FASB 107 contemplates an immediate and disorderly sale environment — what is the price if you have to sell an asset NOW?  It would be like having to write your house down to a fraction of its earlier market value, so that you could sell it in a matter of minutes, electronically on eBay perhaps, or while riding on public transportation, or maybe just to the next passerby.

After the global banking system has been brought to its knees in part by the law of unintended consequences, the accounting industry has now, after the destruction of about $50 trillion of private capital in global terms (source: Asian Development Bank), decided to modify FASB 107. The intent is to be more benign to banks and to allow for valuations based on more orderly liquidation circumstances.  Given this protracted global crisis, and the many cries for reform of mark to market over more than a year, it raises the question of why it has taken so long to modify FASB 107.

While this accounting change would at first sight seem to be welcome news, by now allowing banks to value mortgage-backed securities and CDOs at prices reflecting orderly disposition and presumably intrinsic cash flows, it may make the Treasury Department’s job harder in conducting private/public sector auctions.
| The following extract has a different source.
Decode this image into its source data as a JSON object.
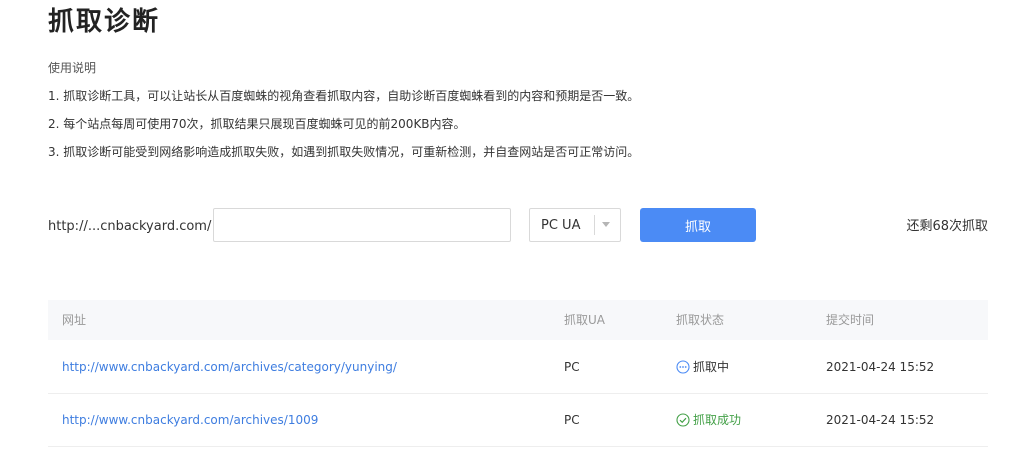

The point of the Treasury Department’s most recently announced initiative to acquire at least $500 billion of distressed assets is to bring many sellers and investors together — with minimal equity from private sources, and debt financing guaranteed by the FDIC.

Because of this modification of FASB 107, banks will now be able to carry such assets at higher valuations, and bottom fishing investors may not wish to bid so high. So the very process of market making to relieve the banking sector of toxic assets, encourage resumed credit flow, and facilitate global recovery is now potentially undermined.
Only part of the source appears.